El cuarteado espectro político está formado por treinta partidos presentes en el Parlamento, cosidos como parches en dos grandes alianzas: la de centroizquierda, representada por la Unión, con 16 formaciones, y la centroderecha, agrupada en la Casa de las Libertades, con catorce.

"Hoy hemos cambiado la política en Italia; hemos cambiado la estructura de los partidos que mañana no podrán ser así: los partidos 'torre de marfil' se han acabado", ha explicado Mario Adinolfi, quien competía con Veltroni por la secretaría general del PD.

Para él, como para algunos analistas políticos, la aparición del PD obliga a la creación de un partido de amplio espectro en el centroderecha y a una reagrupación de los grupúsculos de la extrema izquierda.

Incluso el primer ministro, Romano Prodi, expresó anoche su deseo de que "el centroderecha use instrumentos análogos" en referencia a las primarias y a la creación de un gran partido, lo que aseguró sería "un gran paso adelante" para el país.

De hecho, el líder de la oposición Silvio Berlusconi ha propuesto a sus socios en varias ocasiones la formación de un único partido y el silencio que mantiene desde ayer sobre las primarias del PD es muy significativo en un personaje que acostumbra a no dejar de estar presente en todos los acontecimientos políticos.
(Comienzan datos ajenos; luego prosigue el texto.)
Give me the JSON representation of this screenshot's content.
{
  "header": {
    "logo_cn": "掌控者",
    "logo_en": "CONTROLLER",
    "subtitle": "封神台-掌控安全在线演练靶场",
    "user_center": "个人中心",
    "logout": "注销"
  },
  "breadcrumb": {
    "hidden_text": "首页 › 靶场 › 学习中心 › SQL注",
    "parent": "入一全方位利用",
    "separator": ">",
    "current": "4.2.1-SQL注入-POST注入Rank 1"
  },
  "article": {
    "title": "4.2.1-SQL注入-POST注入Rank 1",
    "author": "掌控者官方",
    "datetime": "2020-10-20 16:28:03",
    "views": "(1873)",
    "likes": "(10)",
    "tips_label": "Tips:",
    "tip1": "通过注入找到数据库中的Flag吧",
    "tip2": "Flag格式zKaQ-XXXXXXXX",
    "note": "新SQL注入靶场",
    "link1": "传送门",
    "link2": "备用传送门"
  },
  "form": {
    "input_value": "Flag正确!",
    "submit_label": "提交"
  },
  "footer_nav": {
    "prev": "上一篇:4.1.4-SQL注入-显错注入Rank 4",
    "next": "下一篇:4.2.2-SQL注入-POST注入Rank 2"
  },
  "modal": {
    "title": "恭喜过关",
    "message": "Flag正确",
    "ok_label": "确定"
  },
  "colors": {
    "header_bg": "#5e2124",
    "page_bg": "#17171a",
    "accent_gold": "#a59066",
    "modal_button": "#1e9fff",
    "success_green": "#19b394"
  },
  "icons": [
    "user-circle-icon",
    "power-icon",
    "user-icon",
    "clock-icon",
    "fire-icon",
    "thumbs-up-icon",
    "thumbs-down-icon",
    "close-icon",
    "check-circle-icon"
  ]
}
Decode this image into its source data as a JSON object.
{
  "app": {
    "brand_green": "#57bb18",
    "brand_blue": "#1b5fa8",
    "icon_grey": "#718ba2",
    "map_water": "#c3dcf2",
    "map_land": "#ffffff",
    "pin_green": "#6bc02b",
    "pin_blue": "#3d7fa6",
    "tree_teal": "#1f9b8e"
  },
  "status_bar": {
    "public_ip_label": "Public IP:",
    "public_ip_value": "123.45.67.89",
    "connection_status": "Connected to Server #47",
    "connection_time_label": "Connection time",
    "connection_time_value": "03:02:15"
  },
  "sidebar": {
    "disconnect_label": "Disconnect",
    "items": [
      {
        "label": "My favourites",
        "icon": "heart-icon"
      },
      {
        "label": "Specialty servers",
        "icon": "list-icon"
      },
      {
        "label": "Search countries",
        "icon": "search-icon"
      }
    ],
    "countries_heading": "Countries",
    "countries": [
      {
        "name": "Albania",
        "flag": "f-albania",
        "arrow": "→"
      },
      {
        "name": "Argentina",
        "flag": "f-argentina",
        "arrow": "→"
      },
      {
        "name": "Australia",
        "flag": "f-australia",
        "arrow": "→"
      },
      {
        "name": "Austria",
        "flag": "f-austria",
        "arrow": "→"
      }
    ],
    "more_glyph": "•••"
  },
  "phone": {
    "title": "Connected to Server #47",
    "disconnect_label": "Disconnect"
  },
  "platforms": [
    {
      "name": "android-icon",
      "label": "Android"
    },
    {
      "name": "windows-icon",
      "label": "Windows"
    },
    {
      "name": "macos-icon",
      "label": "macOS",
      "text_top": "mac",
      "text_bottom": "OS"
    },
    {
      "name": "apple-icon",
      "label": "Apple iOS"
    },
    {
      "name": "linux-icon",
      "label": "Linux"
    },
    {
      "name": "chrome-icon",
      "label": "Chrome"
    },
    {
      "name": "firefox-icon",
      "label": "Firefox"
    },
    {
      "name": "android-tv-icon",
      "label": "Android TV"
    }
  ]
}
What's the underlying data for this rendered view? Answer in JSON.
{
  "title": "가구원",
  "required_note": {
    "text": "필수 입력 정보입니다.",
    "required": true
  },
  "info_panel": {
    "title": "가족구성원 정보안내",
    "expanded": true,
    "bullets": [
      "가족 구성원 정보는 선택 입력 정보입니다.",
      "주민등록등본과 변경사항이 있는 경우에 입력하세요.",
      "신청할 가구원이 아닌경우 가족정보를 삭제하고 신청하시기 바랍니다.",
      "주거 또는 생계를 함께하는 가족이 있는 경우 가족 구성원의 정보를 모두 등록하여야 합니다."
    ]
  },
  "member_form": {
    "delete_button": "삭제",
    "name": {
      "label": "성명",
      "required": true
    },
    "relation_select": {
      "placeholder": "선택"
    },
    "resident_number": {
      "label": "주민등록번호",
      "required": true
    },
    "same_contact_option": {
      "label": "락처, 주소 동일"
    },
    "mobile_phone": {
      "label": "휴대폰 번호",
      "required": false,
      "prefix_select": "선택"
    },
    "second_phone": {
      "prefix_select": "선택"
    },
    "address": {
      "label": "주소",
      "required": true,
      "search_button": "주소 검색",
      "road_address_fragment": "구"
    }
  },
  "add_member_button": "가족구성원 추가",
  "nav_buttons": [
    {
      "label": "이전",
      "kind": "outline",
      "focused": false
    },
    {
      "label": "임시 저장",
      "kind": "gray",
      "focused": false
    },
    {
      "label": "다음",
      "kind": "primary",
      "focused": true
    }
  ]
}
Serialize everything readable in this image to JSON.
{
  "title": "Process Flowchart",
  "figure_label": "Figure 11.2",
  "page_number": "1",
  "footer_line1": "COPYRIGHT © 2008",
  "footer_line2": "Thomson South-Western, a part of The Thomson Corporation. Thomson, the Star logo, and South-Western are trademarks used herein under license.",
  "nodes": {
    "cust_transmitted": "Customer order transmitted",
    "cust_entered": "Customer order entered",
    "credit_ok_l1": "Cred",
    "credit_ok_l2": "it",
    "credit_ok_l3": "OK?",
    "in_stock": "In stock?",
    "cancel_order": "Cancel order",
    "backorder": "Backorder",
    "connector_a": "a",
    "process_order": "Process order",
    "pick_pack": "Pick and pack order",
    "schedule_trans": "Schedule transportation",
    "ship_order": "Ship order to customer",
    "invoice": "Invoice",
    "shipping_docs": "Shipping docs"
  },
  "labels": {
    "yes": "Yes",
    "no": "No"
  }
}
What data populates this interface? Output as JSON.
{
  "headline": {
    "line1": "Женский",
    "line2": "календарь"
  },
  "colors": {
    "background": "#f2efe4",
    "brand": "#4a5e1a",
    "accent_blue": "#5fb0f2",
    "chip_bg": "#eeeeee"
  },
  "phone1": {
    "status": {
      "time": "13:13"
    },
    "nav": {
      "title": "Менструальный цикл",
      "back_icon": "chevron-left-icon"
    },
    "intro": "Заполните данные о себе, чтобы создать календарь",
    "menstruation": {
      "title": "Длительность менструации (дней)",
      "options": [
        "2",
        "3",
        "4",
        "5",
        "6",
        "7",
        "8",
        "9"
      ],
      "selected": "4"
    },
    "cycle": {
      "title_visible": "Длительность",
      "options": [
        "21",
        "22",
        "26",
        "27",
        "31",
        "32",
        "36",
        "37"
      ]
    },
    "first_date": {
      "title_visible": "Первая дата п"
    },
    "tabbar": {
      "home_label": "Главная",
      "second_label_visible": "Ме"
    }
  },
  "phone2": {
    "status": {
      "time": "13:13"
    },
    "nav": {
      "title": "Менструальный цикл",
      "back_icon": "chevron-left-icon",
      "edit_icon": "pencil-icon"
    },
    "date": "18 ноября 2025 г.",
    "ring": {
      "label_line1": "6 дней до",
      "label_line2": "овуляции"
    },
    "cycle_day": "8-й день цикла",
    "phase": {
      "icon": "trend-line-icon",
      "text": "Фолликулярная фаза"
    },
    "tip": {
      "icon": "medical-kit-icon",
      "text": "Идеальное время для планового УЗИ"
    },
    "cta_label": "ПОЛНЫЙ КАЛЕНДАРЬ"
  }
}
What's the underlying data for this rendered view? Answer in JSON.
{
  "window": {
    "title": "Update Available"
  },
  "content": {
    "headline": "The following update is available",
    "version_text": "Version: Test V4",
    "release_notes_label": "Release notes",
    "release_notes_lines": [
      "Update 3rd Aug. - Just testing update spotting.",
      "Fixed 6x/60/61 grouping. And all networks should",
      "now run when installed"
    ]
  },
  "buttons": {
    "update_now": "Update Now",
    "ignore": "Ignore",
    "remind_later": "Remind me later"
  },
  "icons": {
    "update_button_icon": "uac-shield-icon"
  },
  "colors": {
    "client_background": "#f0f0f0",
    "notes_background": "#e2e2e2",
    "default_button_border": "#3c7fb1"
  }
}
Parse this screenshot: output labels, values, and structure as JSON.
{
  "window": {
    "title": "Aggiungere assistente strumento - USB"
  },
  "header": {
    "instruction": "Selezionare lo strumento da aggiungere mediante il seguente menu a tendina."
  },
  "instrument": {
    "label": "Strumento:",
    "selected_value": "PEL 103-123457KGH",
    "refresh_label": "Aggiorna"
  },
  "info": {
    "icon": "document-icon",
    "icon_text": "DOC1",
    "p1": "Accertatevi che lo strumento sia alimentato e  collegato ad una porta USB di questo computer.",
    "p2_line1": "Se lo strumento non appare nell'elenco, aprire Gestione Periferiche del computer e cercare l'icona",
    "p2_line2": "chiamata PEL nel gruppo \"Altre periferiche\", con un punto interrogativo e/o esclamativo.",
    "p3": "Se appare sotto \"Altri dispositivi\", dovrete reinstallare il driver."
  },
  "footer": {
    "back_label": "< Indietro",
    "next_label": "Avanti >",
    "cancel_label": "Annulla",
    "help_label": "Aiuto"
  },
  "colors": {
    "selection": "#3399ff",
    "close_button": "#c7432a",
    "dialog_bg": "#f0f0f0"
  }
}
El intento de adelgazar las coaliciones para engordar un sólo partido choca con el divismo de los políticos italianos, fenómeno que facilita la existencia de tanta formación y tanta parcelación ideológica.

De momento, los socios de Berlusconi han declinado amablemente esas invitaciones para formar un gran partido, precisamente porque, como ahora ocurre en el PD, la elección en primarias supone en la práctica un billete de ida para ser candidato de Gobierno.

Sin embargo, como es habitual en Italia, las reacciones y los cruces de análisis se multiplican hoy con la variedad que le caracteriza.

Así hay quien ve que el PD agrupa tan sólo a dos partidos, los Demócratas de Izquierdas y La Margarita, matrimonio de los ex comunistas con el centrismo católico, y que sólo obtendría un 30 por ciento de los votos.

Con ese porcentaje, el PD se vería obligado a mantener los pactos que ahora sostiene a derecha, con la formación Unión Democrática para la República (UDEUR), inscrita en el Partido Popular Europeo, y a izquierda, con Refundación Comunista.

El flamante secretario general no lo ve así y en declaraciones recogidas hoy por "Corriere della Sera" señala que el porcentaje de votos para el PD puede ser del 37 o el 40 por ciento, lo que aligeraría sus ligaduras.

El nacimiento del PD ha dado lugar, además, a distintas interpretaciones colaterales.

Así, mientras los dirigentes del PD han aprovechado al alta participación en las primarias para presentarla como un respaldo al Ejecutivo, el centroderecha ha visto una oportunidad para enfrentar al actual primer ministro y presidente del PD, Romano Prodi, con el nuevo secretario general y previsible candidato a jefe de Gobierno.

El centroizquierda, con Veltroni a la cabeza, también ha visto en esa gran participación un rechazo a lo que en Italia se ha dado en llamar "antipolítica".